1990 Ford Bronco Brakes

I helped my son replace the disc brake pads and rotors on his 1990 4WD Ford Bronco.  We quickly discovered that unlike other (non-Ford) cars, the rotors don’t just come off because they are on the inside of the wheel hubs!  The first step is to remove the manual or automatic 4WD hubs.  Then, the fun begins because you need Ford tool T95T-1197-A to remove the bearing nut.  Our Haynes repair manual says we need T59T-1197-A, which I think is a misprint.  It doesn’t show a picture of the “business end” of this special socket and the local parts stores don’t seem to have a way to look up Ford tool numbers.  So, here is a picture of it:

Ford tool T95T-1197-A is equivalent to OTC No. 795.  Once we knew what we were looking for, it was available at Baxter Auto Parts.  The top of the picture shows the wheel nut.  Here is what you’re looking at once the automatic hubs are removed:

Front bearing nut on 1990 Ford Bronco.
Front bearing nut on 1990 Ford Bronco.

1990 Ford Bronco Turn Signal Switch

This procedure requires a steering wheel puller and some patience.
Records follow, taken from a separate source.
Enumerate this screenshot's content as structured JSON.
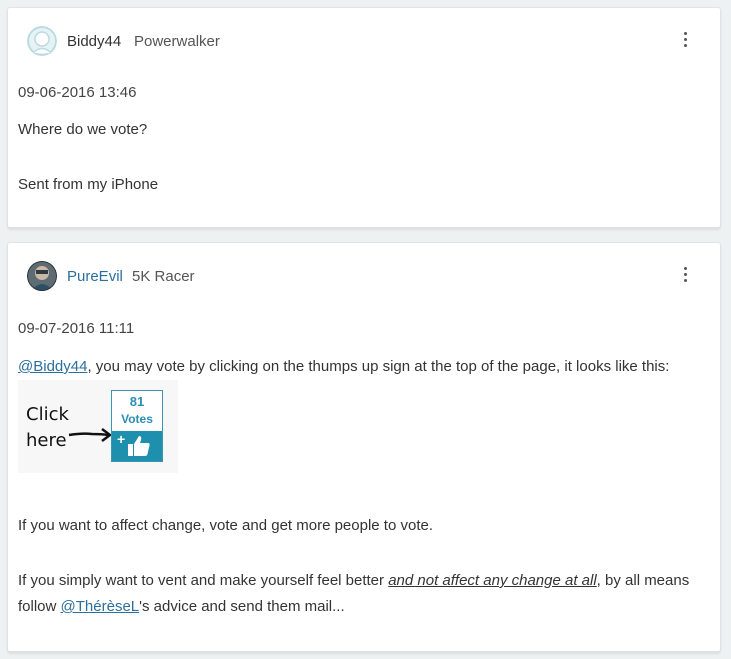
{
  "post1": {
    "username": "Biddy44",
    "rank": "Powerwalker",
    "date": "09-06-2016 13:46",
    "body_line1": "Where do we vote?",
    "body_line2": "Sent from my iPhone"
  },
  "post2": {
    "username": "PureEvil",
    "rank": "5K Racer",
    "date": "09-07-2016 11:11",
    "mention1": "@Biddy44",
    "line1_rest": ", you may vote by clicking on the thumps up sign at the top of the page, it looks like this:",
    "embed": {
      "click_label": "Click",
      "here_label": "here",
      "vote_count": "81",
      "votes_label": "Votes",
      "plus": "+"
    },
    "para2": "If you want to affect change, vote and get more people to vote.",
    "para3_start": "If you simply want to vent and make yourself feel better ",
    "para3_em": "and not affect any change at all",
    "para3_mid": ", by all means follow ",
    "mention2": "@ThérèseL",
    "para3_end": "'s advice and send them mail..."
  },
  "icons": {
    "menu": "more-vertical-icon",
    "avatar_default": "default-avatar-icon",
    "avatar_user": "user-photo-avatar",
    "thumbs_up": "thumbs-up-icon",
    "arrow": "arrow-right-icon"
  },
  "colors": {
    "link": "#2a6f9e",
    "vote_accent": "#1f8fae"
  }
}
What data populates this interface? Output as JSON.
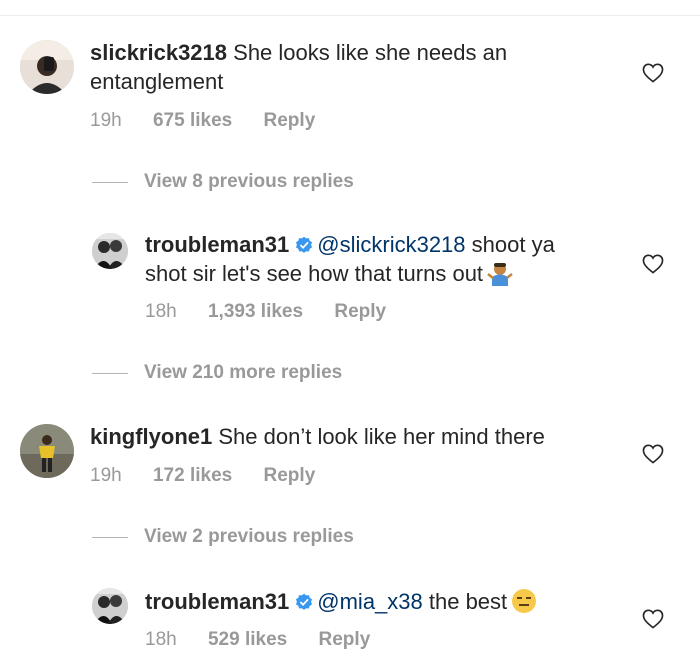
{
  "comments": [
    {
      "username": "slickrick3218",
      "text": " She looks like she needs an",
      "text2": "entanglement",
      "time": "19h",
      "likes": "675 likes",
      "reply": "Reply"
    },
    {
      "username": "troubleman31",
      "mention": "@slickrick3218",
      "text": " shoot ya",
      "text2": "shot sir let's see how that turns out",
      "time": "18h",
      "likes": "1,393 likes",
      "reply": "Reply"
    },
    {
      "username": "kingflyone1",
      "text": " She don’t look like her mind there",
      "time": "19h",
      "likes": "172 likes",
      "reply": "Reply"
    },
    {
      "username": "troubleman31",
      "mention": "@mia_x38",
      "text": " the best",
      "time": "18h",
      "likes": "529 likes",
      "reply": "Reply"
    }
  ],
  "view_replies": [
    "View 8 previous replies",
    "View 210 more replies",
    "View 2 previous replies"
  ],
  "colors": {
    "mention": "#003569",
    "meta": "#999999",
    "verified": "#3897f0"
  },
  "icons": [
    "heart-icon",
    "verified-badge-icon",
    "shrug-emoji",
    "expressionless-emoji"
  ]
}
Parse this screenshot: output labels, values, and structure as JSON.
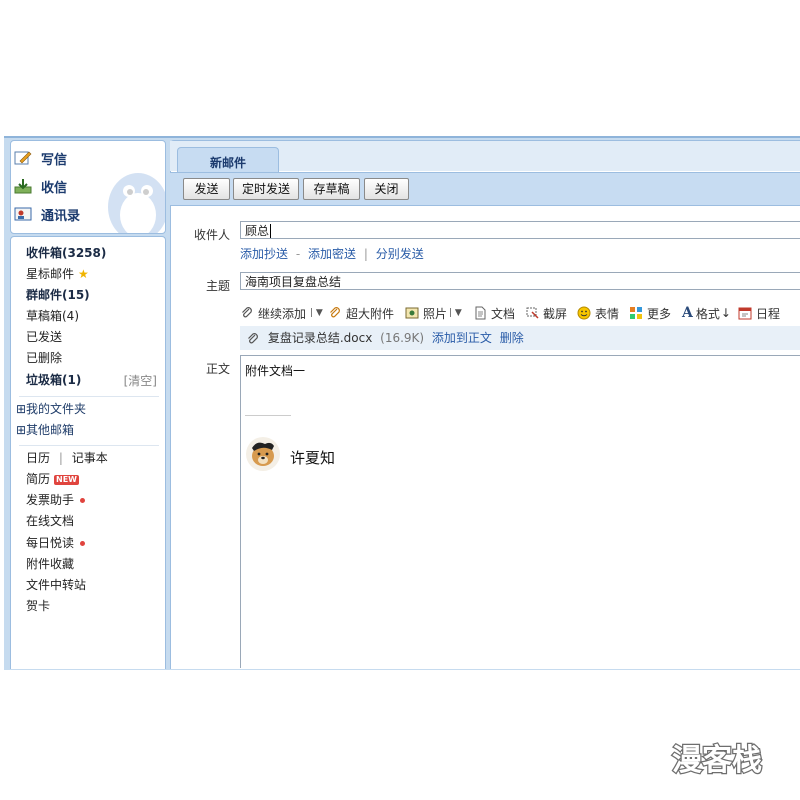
{
  "sidebar": {
    "actions": [
      {
        "label": "写信",
        "icon": "pencil-icon"
      },
      {
        "label": "收信",
        "icon": "inbox-download-icon"
      },
      {
        "label": "通讯录",
        "icon": "contacts-card-icon"
      }
    ],
    "folders": {
      "inbox": "收件箱(3258)",
      "starred": "星标邮件",
      "group": "群邮件(15)",
      "drafts": "草稿箱(4)",
      "sent": "已发送",
      "deleted": "已删除",
      "trash": "垃圾箱(1)",
      "trash_clear": "[清空]"
    },
    "tree": {
      "my_folders": "⊞我的文件夹",
      "other_mailboxes": "⊞其他邮箱"
    },
    "apps": {
      "calendar": "日历",
      "divider": "|",
      "notes": "记事本",
      "resume": "简历",
      "resume_badge": "NEW",
      "invoice": "发票助手",
      "online_docs": "在线文档",
      "daily_read": "每日悦读",
      "attachments": "附件收藏",
      "file_transfer": "文件中转站",
      "cards": "贺卡"
    }
  },
  "tab": {
    "label": "新邮件"
  },
  "toolbar": {
    "send": "发送",
    "schedule": "定时发送",
    "save_draft": "存草稿",
    "close": "关闭"
  },
  "compose": {
    "to_label": "收件人",
    "to_value": "顾总",
    "cc": "添加抄送",
    "dash": "-",
    "bcc": "添加密送",
    "pipe": "|",
    "separate": "分别发送",
    "subject_label": "主题",
    "subject_value": "海南项目复盘总结",
    "body_label": "正文",
    "body_text": "附件文档一",
    "signature_name": "许夏知"
  },
  "editor_tools": {
    "continue_add": "继续添加",
    "large_attach": "超大附件",
    "photo": "照片",
    "doc": "文档",
    "screenshot": "截屏",
    "emoji": "表情",
    "more": "更多",
    "format": "格式",
    "schedule": "日程"
  },
  "attachment": {
    "name": "复盘记录总结.docx",
    "size": "(16.9K)",
    "add_to_body": "添加到正文",
    "delete": "删除"
  },
  "watermark": {
    "text": "漫客栈"
  }
}
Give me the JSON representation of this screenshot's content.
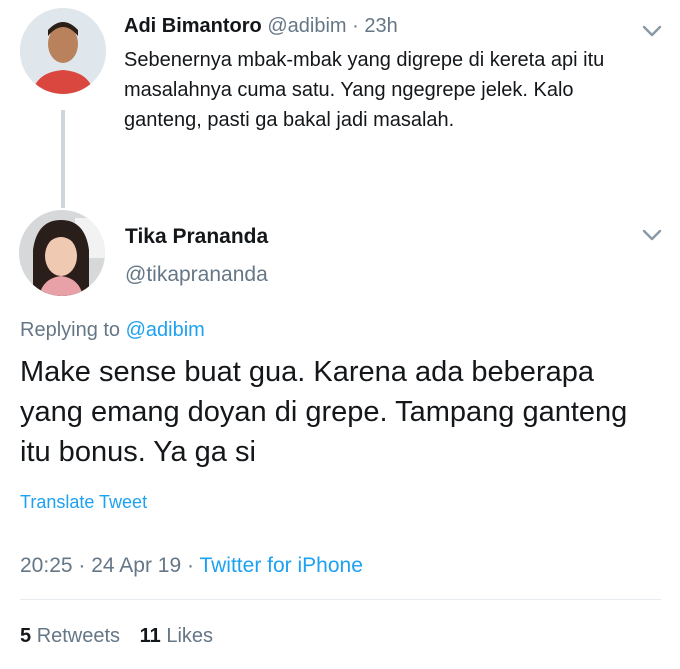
{
  "parent_tweet": {
    "name": "Adi Bimantoro",
    "handle": "@adibim",
    "separator": "·",
    "time": "23h",
    "text": "Sebenernya mbak-mbak yang digrepe di kereta api itu masalahnya cuma satu. Yang ngegrepe jelek. Kalo ganteng, pasti ga bakal jadi masalah."
  },
  "main_tweet": {
    "name": "Tika Prananda",
    "handle": "@tikaprananda",
    "replying_prefix": "Replying to",
    "replying_handle": "@adibim",
    "text": "Make sense buat gua. Karena ada beberapa yang emang doyan di grepe. Tampang ganteng itu bonus. Ya ga si",
    "translate_label": "Translate Tweet",
    "time": "20:25",
    "sep1": "·",
    "date": "24 Apr 19",
    "sep2": "·",
    "source": "Twitter for iPhone",
    "retweets_count": "5",
    "retweets_label": "Retweets",
    "likes_count": "11",
    "likes_label": "Likes"
  },
  "icons": {
    "parent_menu": "chevron-down-icon",
    "main_menu": "chevron-down-icon"
  },
  "colors": {
    "link": "#1da1f2",
    "muted": "#657786",
    "text": "#14171a",
    "line": "#ccd6dd"
  }
}
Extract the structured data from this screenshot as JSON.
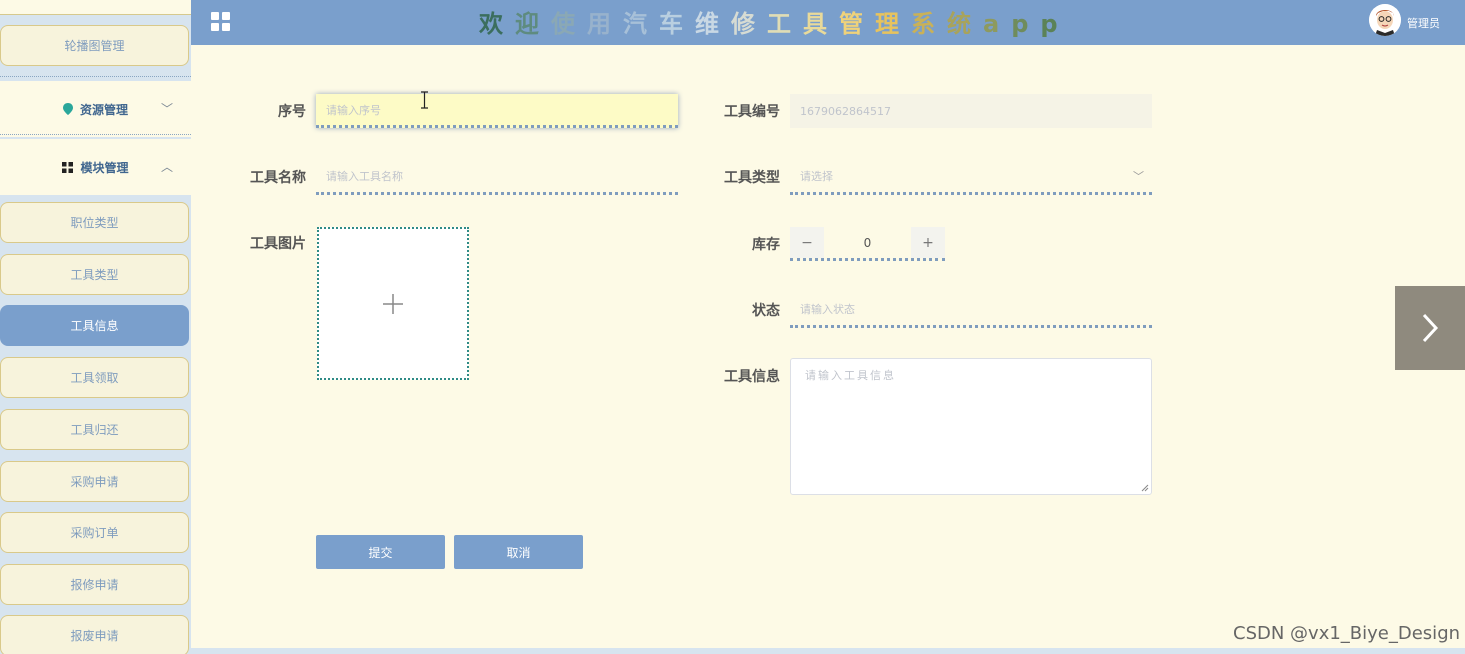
{
  "sidebar": {
    "carousel_label": "轮播图管理",
    "resource_menu": "资源管理",
    "module_menu": "模块管理",
    "items": [
      {
        "label": "职位类型"
      },
      {
        "label": "工具类型"
      },
      {
        "label": "工具信息"
      },
      {
        "label": "工具领取"
      },
      {
        "label": "工具归还"
      },
      {
        "label": "采购申请"
      },
      {
        "label": "采购订单"
      },
      {
        "label": "报修申请"
      },
      {
        "label": "报废申请"
      }
    ],
    "active_item": "工具信息"
  },
  "header": {
    "title_chars": [
      "欢",
      "迎",
      "使",
      "用",
      "汽",
      "车",
      "维",
      "修",
      "工",
      "具",
      "管",
      "理",
      "系",
      "统",
      "a",
      "p",
      "p"
    ],
    "user_label": "管理员",
    "bg_color": "#7a9fcc"
  },
  "form": {
    "seq_label": "序号",
    "seq_placeholder": "请输入序号",
    "tool_no_label": "工具编号",
    "tool_no_value": "1679062864517",
    "tool_name_label": "工具名称",
    "tool_name_placeholder": "请输入工具名称",
    "tool_type_label": "工具类型",
    "tool_type_placeholder": "请选择",
    "tool_image_label": "工具图片",
    "stock_label": "库存",
    "stock_value": "0",
    "status_label": "状态",
    "status_placeholder": "请输入状态",
    "tool_info_label": "工具信息",
    "tool_info_placeholder": "请输入工具信息",
    "submit_label": "提交",
    "cancel_label": "取消"
  },
  "watermark": "CSDN @vx1_Biye_Design"
}
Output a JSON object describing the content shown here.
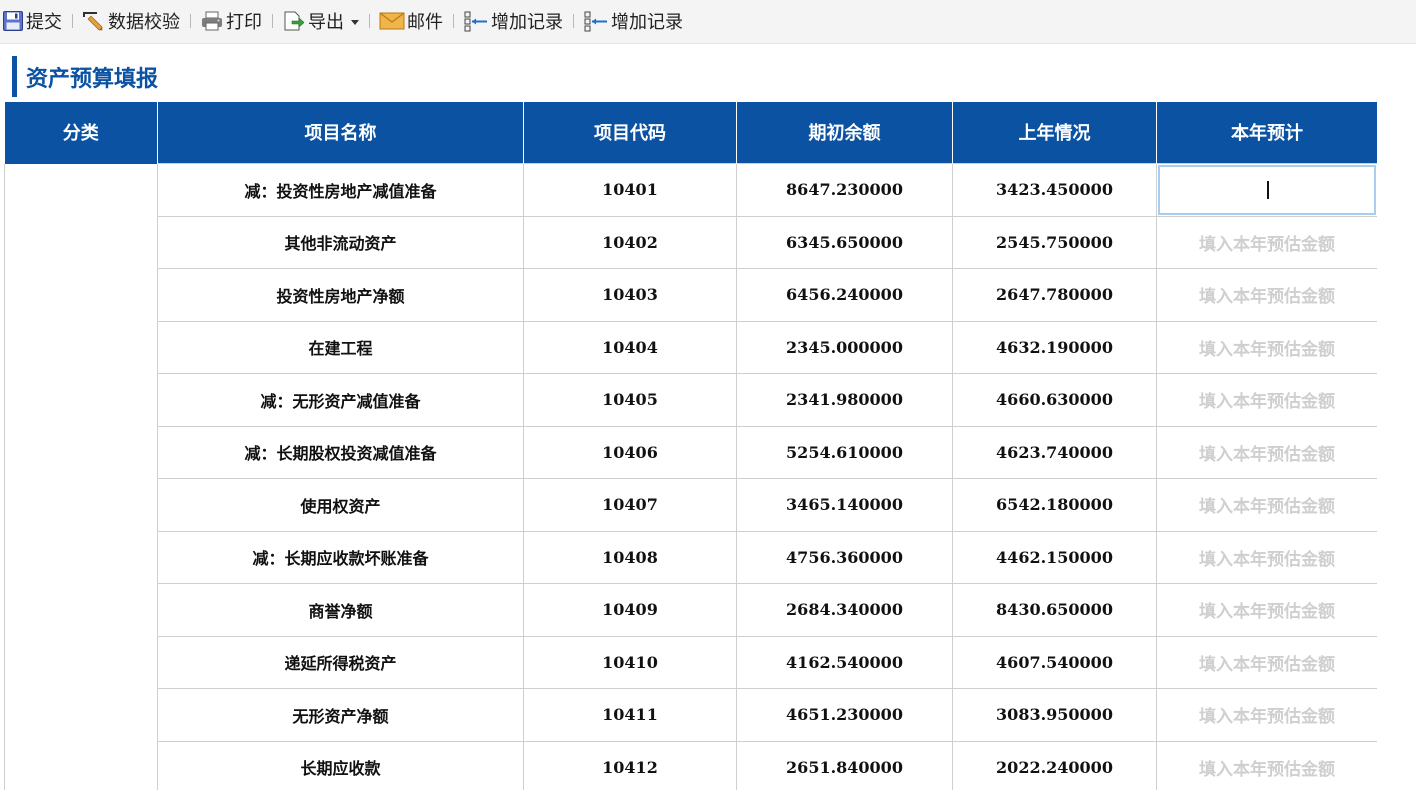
{
  "toolbar": {
    "items": [
      {
        "label": "提交",
        "icon": "save-icon"
      },
      {
        "label": "数据校验",
        "icon": "validate-icon"
      },
      {
        "label": "打印",
        "icon": "printer-icon"
      },
      {
        "label": "导出",
        "icon": "export-icon"
      },
      {
        "label": "邮件",
        "icon": "mail-icon"
      },
      {
        "label": "增加记录",
        "icon": "add-record-icon"
      },
      {
        "label": "增加记录",
        "icon": "add-record-icon"
      }
    ]
  },
  "page": {
    "title": "资产预算填报"
  },
  "table": {
    "headers": [
      "分类",
      "项目名称",
      "项目代码",
      "期初余额",
      "上年情况",
      "本年预计"
    ],
    "category": "",
    "input_placeholder": "填入本年预估金额",
    "rows": [
      {
        "name": "减：投资性房地产减值准备",
        "code": "10401",
        "opening": "8647.230000",
        "last_year": "3423.450000",
        "estimate": ""
      },
      {
        "name": "其他非流动资产",
        "code": "10402",
        "opening": "6345.650000",
        "last_year": "2545.750000",
        "estimate": ""
      },
      {
        "name": "投资性房地产净额",
        "code": "10403",
        "opening": "6456.240000",
        "last_year": "2647.780000",
        "estimate": ""
      },
      {
        "name": "在建工程",
        "code": "10404",
        "opening": "2345.000000",
        "last_year": "4632.190000",
        "estimate": ""
      },
      {
        "name": "减：无形资产减值准备",
        "code": "10405",
        "opening": "2341.980000",
        "last_year": "4660.630000",
        "estimate": ""
      },
      {
        "name": "减：长期股权投资减值准备",
        "code": "10406",
        "opening": "5254.610000",
        "last_year": "4623.740000",
        "estimate": ""
      },
      {
        "name": "使用权资产",
        "code": "10407",
        "opening": "3465.140000",
        "last_year": "6542.180000",
        "estimate": ""
      },
      {
        "name": "减：长期应收款坏账准备",
        "code": "10408",
        "opening": "4756.360000",
        "last_year": "4462.150000",
        "estimate": ""
      },
      {
        "name": "商誉净额",
        "code": "10409",
        "opening": "2684.340000",
        "last_year": "8430.650000",
        "estimate": ""
      },
      {
        "name": "递延所得税资产",
        "code": "10410",
        "opening": "4162.540000",
        "last_year": "4607.540000",
        "estimate": ""
      },
      {
        "name": "无形资产净额",
        "code": "10411",
        "opening": "4651.230000",
        "last_year": "3083.950000",
        "estimate": ""
      },
      {
        "name": "长期应收款",
        "code": "10412",
        "opening": "2651.840000",
        "last_year": "2022.240000",
        "estimate": ""
      }
    ]
  },
  "colors": {
    "header_bg": "#0b52a2",
    "title_accent": "#0b52a2",
    "placeholder": "#cfcfcf",
    "active_cell_border": "#a9cdee"
  }
}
The following pictures are for replacing the turn signal switch on a 1990 Ford Bronco XLT with a tilt steering wheel (push on the turn signal lever to tilt).  A non-tilt replacement is probably similar, but it uses a different turn signal switch.

Start by removing the two phillips screws at the rear of the steering wheel.  You can then lift off the assembly that contains the horn and cruise control buttons.  Disconnect the connecter and carefully pull out the ground connection (squeeze the connector to release).

Now, you’ll need a steering wheel puller to remove the wheel.  I’m using STL 45000 from CarQuest. The steering wheel came off very easily.

STL 45000 from CarQuest

Here is what’s below the steering wheel.  You’ll need to remove the two small hex screws on the right and two phillips screws (only one is visible in this picture).  Note that the bottom plastic piece which keeps the blinker engaged is broken off.

Disconnect the cable below the dash.  You’ll have to remove the connector to pull the cable up the steering column (see next picture).  I cut off the wires so that I could use it as a template for new cable/connector.  Remove the turn signal switch and pull the cable up the steering column.

To get the new cable down the steering column, you’ll need to remove the wires from the new connector housing.  This is done by removing the red tab from the center of the connector.  The pins can now be easily removed with a small screw driver.

At this point, the battery in my camera gave out, so you’ll have to imaging the rest.  I taped the wire ends together and attached a wire to help pull it through the steering column.  Once it’s down, replace the two phillips screws and two hex screws that hold the turn signal switch in place.  Replace the turn signal lever, put the pins back into the connector and connect it under the dash.

When you put the steering wheel back on, make sure you align the mark on the wheel with the one on the shaft.